TV Club

Week 4: This Is Texas. Where Are the Hispanic Characters?

Hanna, I am coming around to your theory that Luke deserves to be put in his place. I’d been feeling sorry for him, but now I’m over it. This week, we see Luke and Vince going at it, and the writing is admirably evenhanded—neither of them comes out looking so good. The boys are in each other’s faces at practice. In the locker room, Luke accuses Vince of taking his wallet. He has no evidence, and he is all swagger and hotheadedness—if I were his mother, I would not be proud. Then Luke goes after Vince on the street after J.D. goads him. (That chin grab along with “You someone’s bitch?” was vintage high-school asshole.) But Vince is Luke’s equal in the teenage testosterone sweepstakes. He’s more than ready to fight it out. Plus, we see him strutting over to Jess Merriweather at a party like the picture of a boy in need of a takedown. (She gives it to him. Go, Jess.) And then, in a nice un-preachy twist, we learn that Vince did take Luke’s wallet.

When Vince tosses the wallet back after Eric has sprung the two of them from the police station, and the boys help each other get their bearings instead of stalking off in different directions, we’re meant to see this as a turning point. Eric has given them a classic speech: “You only get one chance in life.” Their faces as they listened in the back of his car reminded me of Tyra’s sober look, also from the backseat, when Eric and Tami rescued her from her loser cowboy last year. I hope, though, that the show doesn’t let all the tension between Luke and Vince ebb from here on out, because it shouldn’t be that easy.

Our commenter Michael Triplett asked last week whether Eric can deal with fatherless African-American boys as well as he does white ones. He writes, “There is a different dynamic at play—you saw that when Eric gave $20 to the mom in public housing, something he wouldn’t have likely done with the mothers of a fatherless white kid.”

Eric also hit the wrong note with the Lions alums he invited to dinner by starting up about the “problems” on their side of town. He’s right, they do have problems, but he doesn’t know them well enough to start scolding. Tami smoothes things over, and then, even better, Buddy of all people shows up to glad-hand and make it all right. But the misstep matters, too. Eric’s triumphs will be sweeter because we’ve seen him falter. In the meantime, it’s the 1983 East Dillon champions who hold the floor. I was so taken with their rumbling line at the pep rally—”What is a group of lions? It is a pride”—that I didn’t ask myself until afterward whether it was constitutionally OK, given the Supreme Court’s school prayer rulings, for them to invoke the Lord at a school event. (Any First Amendment experts want to weigh in?)

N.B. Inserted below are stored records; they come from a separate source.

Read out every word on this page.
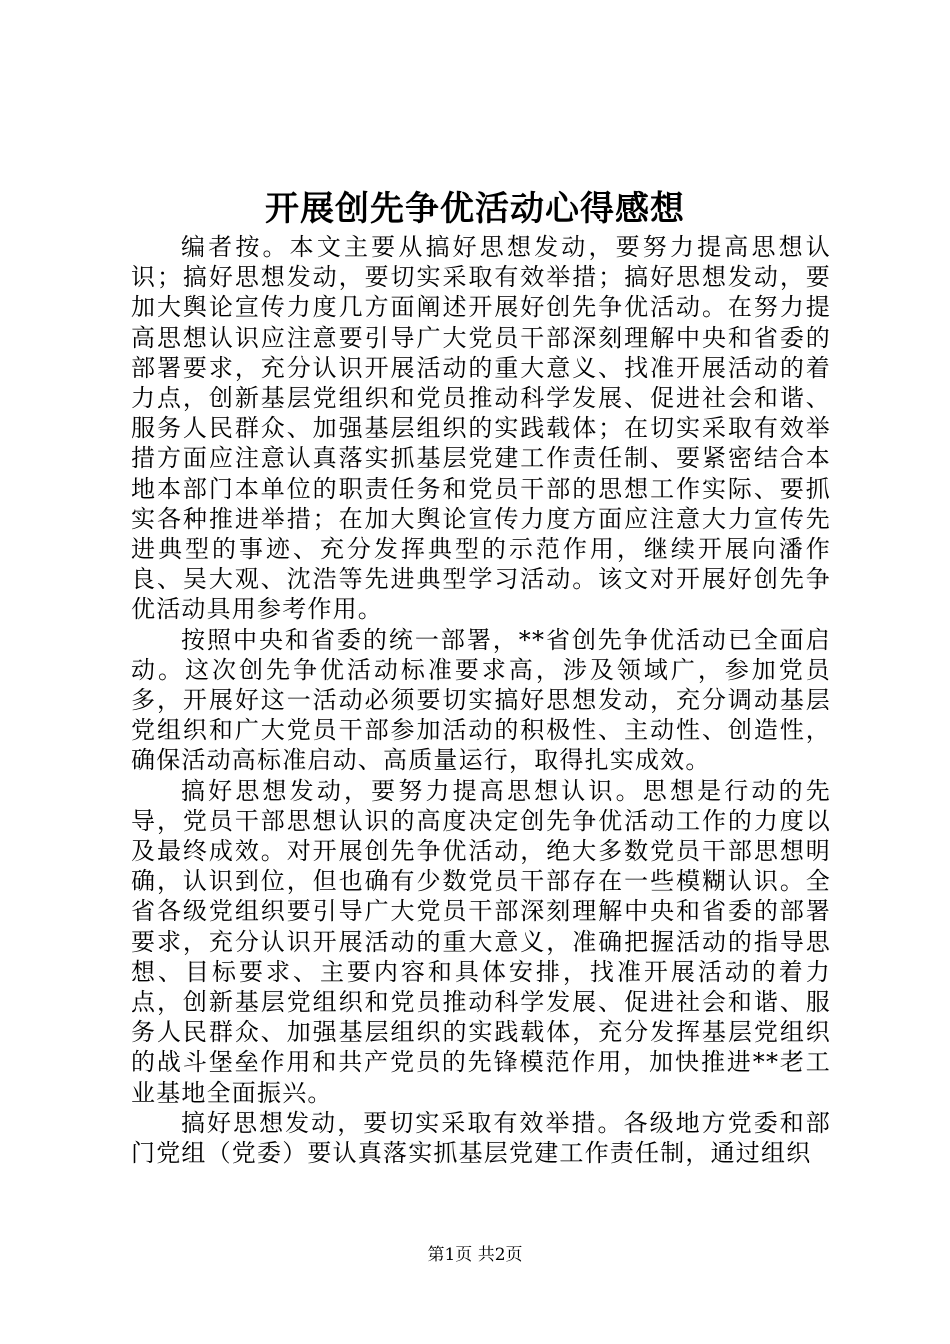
开展创先争优活动心得感想

编者按。本文主要从搞好思想发动，要努力提高思想认识；搞好思想发动，要切实采取有效举措；搞好思想发动，要加大舆论宣传力度几方面阐述开展好创先争优活动。在努力提高思想认识应注意要引导广大党员干部深刻理解中央和省委的部署要求，充分认识开展活动的重大意义、找准开展活动的着力点，创新基层党组织和党员推动科学发展、促进社会和谐、服务人民群众、加强基层组织的实践载体；在切实采取有效举措方面应注意认真落实抓基层党建工作责任制、要紧密结合本地本部门本单位的职责任务和党员干部的思想工作实际、要抓实各种推进举措；在加大舆论宣传力度方面应注意大力宣传先进典型的事迹、充分发挥典型的示范作用，继续开展向潘作良、吴大观、沈浩等先进典型学习活动。该文对开展好创先争优活动具用参考作用。

按照中央和省委的统一部署，**省创先争优活动已全面启动。这次创先争优活动标准要求高，涉及领域广，参加党员多，开展好这一活动必须要切实搞好思想发动，充分调动基层党组织和广大党员干部参加活动的积极性、主动性、创造性，确保活动高标准启动、高质量运行，取得扎实成效。

搞好思想发动，要努力提高思想认识。思想是行动的先导，党员干部思想认识的高度决定创先争优活动工作的力度以及最终成效。对开展创先争优活动，绝大多数党员干部思想明确，认识到位，但也确有少数党员干部存在一些模糊认识。全省各级党组织要引导广大党员干部深刻理解中央和省委的部署要求，充分认识开展活动的重大意义，准确把握活动的指导思想、目标要求、主要内容和具体安排，找准开展活动的着力点，创新基层党组织和党员推动科学发展、促进社会和谐、服务人民群众、加强基层组织的实践载体，充分发挥基层党组织的战斗堡垒作用和共产党员的先锋模范作用，加快推进**老工业基地全面振兴。

搞好思想发动，要切实采取有效举措。各级地方党委和部门党组（党委）要认真落实抓基层党建工作责任制，通过组织

第1页 共2页
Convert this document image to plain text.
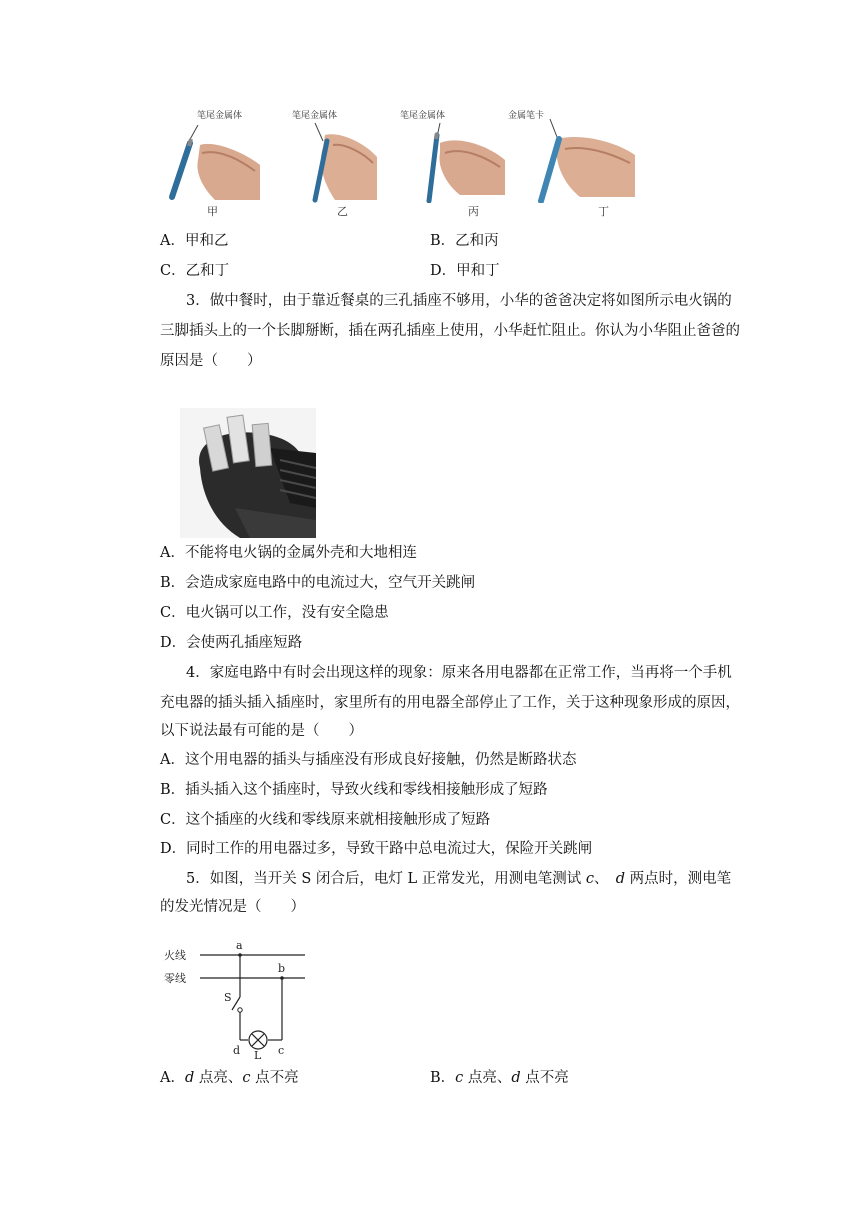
笔尾金属体	笔尾金属体	笔尾金属体	金属笔卡
甲	乙	丙	丁
A．甲和乙	B．乙和丙
C．乙和丁	D．甲和丁
3．做中餐时，由于靠近餐桌的三孔插座不够用，小华的爸爸决定将如图所示电火锅的
三脚插头上的一个长脚掰断，插在两孔插座上使用，小华赶忙阻止。你认为小华阻止爸爸的
原因是（　　）
A．不能将电火锅的金属外壳和大地相连
B．会造成家庭电路中的电流过大，空气开关跳闸
C．电火锅可以工作，没有安全隐患
D．会使两孔插座短路
4．家庭电路中有时会出现这样的现象：原来各用电器都在正常工作，当再将一个手机
充电器的插头插入插座时，家里所有的用电器全部停止了工作，关于这种现象形成的原因，
以下说法最有可能的是（　　）
A．这个用电器的插头与插座没有形成良好接触，仍然是断路状态
B．插头插入这个插座时，导致火线和零线相接触形成了短路
C．这个插座的火线和零线原来就相接触形成了短路
D．同时工作的用电器过多，导致干路中总电流过大，保险开关跳闸
5．如图，当开关 S 闭合后，电灯 L 正常发光，用测电笔测试 c、　d 两点时，测电笔
的发光情况是（　　）
火线
零线
a
b
S
d L c
A．d 点亮、c 点不亮	B．c 点亮、d 点不亮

Still, like you, Meghan, I wonder where the Hispanic characters are hiding. How to explain the show’s Latino blind spot? I was counting on the move to East Dillon this season to erase it, but so far, no luck (and the opening credits make me think we’ve met all the new major characters). I’m no Texas expert, but the map in this demographic report shows that West Texas, home of Dillon, is 35 percent white, 60 percent Hispanic, and less than 4 percent African-American. In East Texas, the numbers are different—almost three-quarters white, 17 percent African-American, and 8 percent Hispanic. So maybe the show’s producers have the state a little scrambled. Our commenter Chosen Folks says: “I’m not sure there’s a town the size of Dillon, as agricultural as Dillon, in West Texas, with such a large African-American population. … Dillon is a kind of placeless amalgam of several different kinds of Texas communities. But I wouldn’t go looking for it on a map.”

I know, I know, TV isn’t real. But in a state where the Hispanic population is more than one-third of the total and growing, it’s seriously odd to stick to the old two-toned racial scheme. It’s also a lost narrative opportunity.

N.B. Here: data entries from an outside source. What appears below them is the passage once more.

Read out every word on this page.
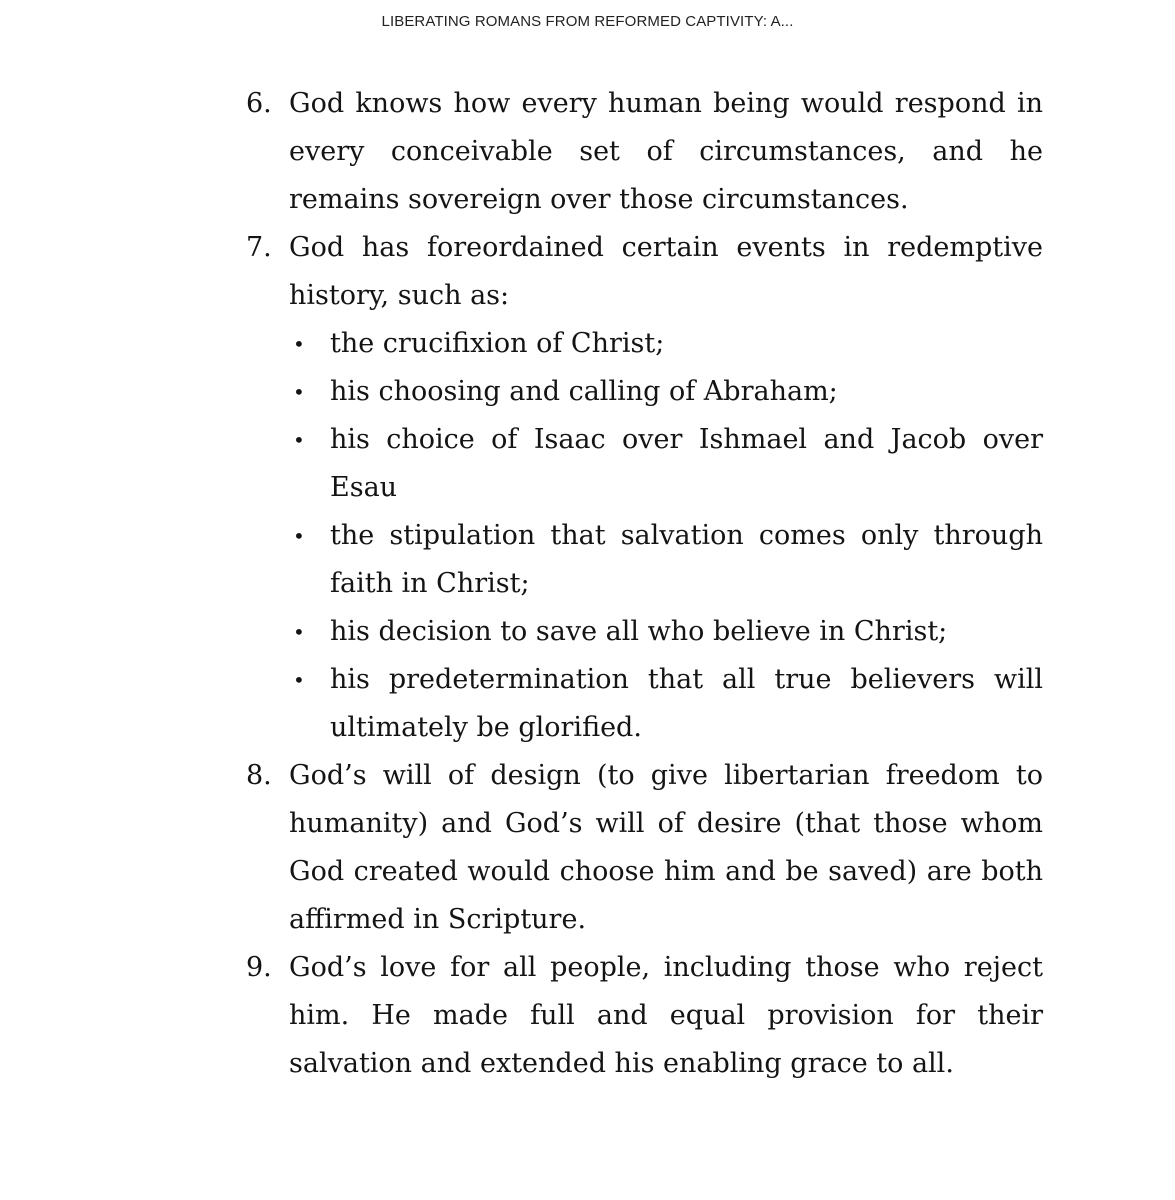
LIBERATING ROMANS FROM REFORMED CAPTIVITY: A...
6. God knows how every human being would respond in every conceivable set of circumstances, and he remains sovereign over those circumstances.
7. God has foreordained certain events in redemptive history, such as:
• the crucifixion of Christ;
• his choosing and calling of Abraham;
• his choice of Isaac over Ishmael and Jacob over Esau
• the stipulation that salvation comes only through faith in Christ;
• his decision to save all who believe in Christ;
• his predetermination that all true believers will ultimately be glorified.
8. God’s will of design (to give libertarian freedom to humanity) and God’s will of desire (that those whom God created would choose him and be saved) are both affirmed in Scripture.
9. God’s love for all people, including those who reject him. He made full and equal provision for their salvation and extended his enabling grace to all.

What did you both make of the odd-ball pairings in this episode: Matt and Tim hunting, Tim and Becky shopping, Julie and Devin gay-bar-hopping. (I’m not sure that last one qualifies as female community.) I loved the small grace notes that poked fun at the show’s likely audience (older and more coastal than the characters, for sure). Julie and Matt marveled over Brown’s requirement that its admissions essay be handwritten like the 20th century artifact that it is. Billy had to promise not to blow off his wife’s ultrasound to go hunting. Tami ran into a shop to buy chocolate when she couldn’t handle the berating voice of the radio sports announcer. Yes, the writers are talking to us.

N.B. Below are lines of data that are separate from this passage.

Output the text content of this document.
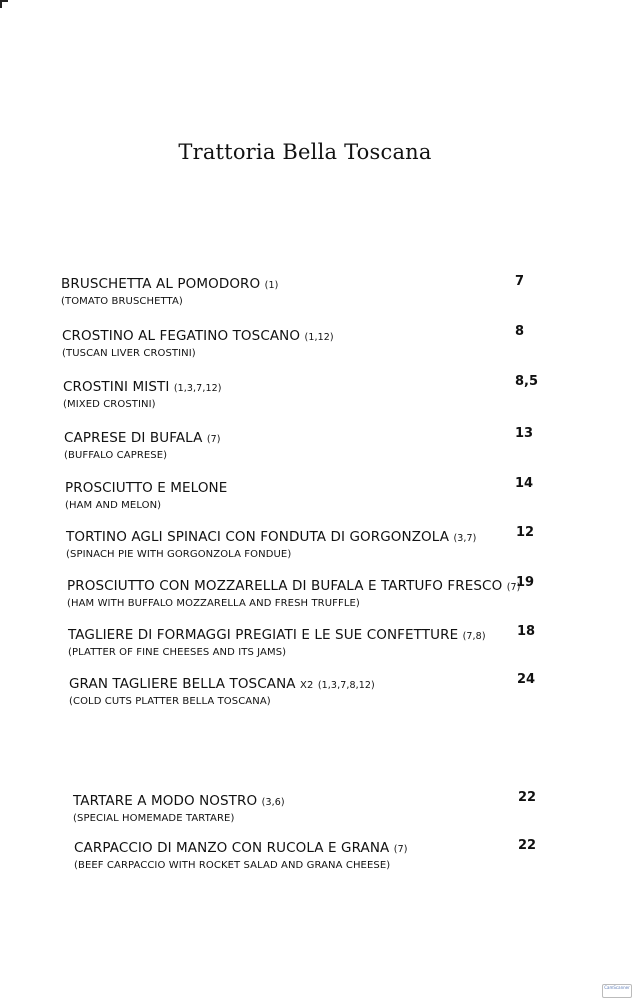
Trattoria Bella Toscana
BRUSCHETTA AL POMODORO (1)
(TOMATO BRUSCHETTA)
7
CROSTINO AL FEGATINO TOSCANO (1,12)
(TUSCAN LIVER CROSTINI)
8
CROSTINI MISTI (1,3,7,12)
(MIXED CROSTINI)
8,5
CAPRESE DI BUFALA (7)
(BUFFALO CAPRESE)
13
PROSCIUTTO E MELONE
(HAM AND MELON)
14
TORTINO AGLI SPINACI CON FONDUTA DI GORGONZOLA (3,7)
(SPINACH PIE WITH GORGONZOLA FONDUE)
12
PROSCIUTTO CON MOZZARELLA DI BUFALA E TARTUFO FRESCO (7)
(HAM WITH BUFFALO MOZZARELLA AND FRESH TRUFFLE)
19
TAGLIERE DI FORMAGGI PREGIATI E LE SUE CONFETTURE (7,8)
(PLATTER OF FINE CHEESES AND ITS JAMS)
18
GRAN TAGLIERE BELLA TOSCANA X2 (1,3,7,8,12)
(COLD CUTS PLATTER BELLA TOSCANA)
24
TARTARE A MODO NOSTRO (3,6)
(SPECIAL HOMEMADE TARTARE)
22
CARPACCIO DI MANZO CON RUCOLA E GRANA (7)
(BEEF CARPACCIO WITH ROCKET SALAD AND GRANA CHEESE)
22
CamScanner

Before I congratulate myself on writing an entire entry without lingering on my swain Tim Riggins, a question about this season’s mystery. What’s your theory about Virgil Merriweather’s reason for turning against football? Will the answer tie into the season’s race and class divide? Or is this a personal wound that will link us, in some way, to our myth of origin—which is to say, to Jason Street?